(CBS) -- Football is as popular as ever, but the risks are as well-documented as ever, too.
Just take a look at what happened to Bears players Shea McClellin and Jay Cutler over the weekend.
But experts say the danger of concussions are even greater for younger players, which is why there is now a focus on protecting them. In some cases, there is a call for the game to be banned at the public-school level.
But how realistic is that in Illinois. CBS 2's Rob Johnson reports.

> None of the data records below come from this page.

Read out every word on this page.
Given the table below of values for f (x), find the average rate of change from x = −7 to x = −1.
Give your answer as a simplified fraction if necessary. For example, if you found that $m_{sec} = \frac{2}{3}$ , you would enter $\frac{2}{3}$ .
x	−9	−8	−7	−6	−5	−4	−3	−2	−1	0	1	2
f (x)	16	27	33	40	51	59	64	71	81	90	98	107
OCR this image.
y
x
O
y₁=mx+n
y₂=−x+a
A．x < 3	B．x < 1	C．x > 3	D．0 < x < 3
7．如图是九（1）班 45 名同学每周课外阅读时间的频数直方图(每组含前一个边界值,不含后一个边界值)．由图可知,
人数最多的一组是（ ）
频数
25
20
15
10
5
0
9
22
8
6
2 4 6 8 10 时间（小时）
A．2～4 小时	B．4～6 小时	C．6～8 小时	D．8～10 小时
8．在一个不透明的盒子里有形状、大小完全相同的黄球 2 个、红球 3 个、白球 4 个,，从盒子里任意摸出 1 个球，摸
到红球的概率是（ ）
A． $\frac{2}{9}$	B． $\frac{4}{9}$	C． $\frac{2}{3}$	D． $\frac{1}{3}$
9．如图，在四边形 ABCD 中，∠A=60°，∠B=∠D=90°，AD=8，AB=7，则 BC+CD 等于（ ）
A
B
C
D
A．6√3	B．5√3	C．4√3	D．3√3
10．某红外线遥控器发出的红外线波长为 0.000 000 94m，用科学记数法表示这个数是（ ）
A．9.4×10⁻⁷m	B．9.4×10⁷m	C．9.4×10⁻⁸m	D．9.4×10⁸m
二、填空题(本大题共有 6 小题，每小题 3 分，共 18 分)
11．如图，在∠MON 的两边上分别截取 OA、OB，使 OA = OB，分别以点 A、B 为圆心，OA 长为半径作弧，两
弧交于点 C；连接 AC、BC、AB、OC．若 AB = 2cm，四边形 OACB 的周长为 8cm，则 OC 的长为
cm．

Homecoming at Oak Park River Forest High School means football, but now new attention has been focused on making the game safer for the kids.
CBS 2 spoke to John Stelzer, athletic director at the school, says officials are cautious, even when injured student athletes want to return to the field.
"If you have a broken leg or broken arm you don't return to play until the injury is fully healed, and we try to get them to understand that a concussion and a head injury is the same way," he says.
Still, the medical community remains concerned about the impact of football on young brains. Boston University's Robert Cantu literally wrote the book on "Our Kids and Concussions," and is one of the foremost authorities on the concussion issue.
"We believe that kids under the age 14 should not be playing collision sports as they're currently being played," he says.
Medical research shows that repeated head shots of any kind can cause degenerative brain disease. It also has shown up in the brains of dozens of deceased ex-athletes. That's why the League of Fans is calling for football to be banned at the public school level altogether.
"That's primarily because we're using public taxpayer dollars to fund an activity that damages the brain, when were supposed to be enhancing the brain in our schools," Ken Reed, the league's sports policy director, says.
At Oak Park River Forest, parents certainly were aware of the dangers of the game. But they're hoping the awareness of the concussion issue will help their kids play and stay safe.
Gail Rosseau is not just a football mom, she's a neurosurgeon.
"There's been a tremendous change in the culture. All the athletes know it's better to miss one game or even a season than to risk your brain," Rosseau says.
Gaylor Minett, Sr. played football in high school and college feels differently about the sport now.
Football "needs to be eliminated – totally," he says.
That's because he's worried. His 18-year-old son, Gaylord Jr., sustained at least a dozen concussions by his doctor's count.
"My memory's kind of off … I slur my words sometimes," he says.
Chicago personal injury attorney Flip Corboy says the likelihood of a ban at the public school level in Illinois is very low. He says that's because the legal bar to even get to trial is so high.
He says schools would have to show things like intentional disregard, utter indifference, or reckless indifference. That, Corboy says, is hard to prove.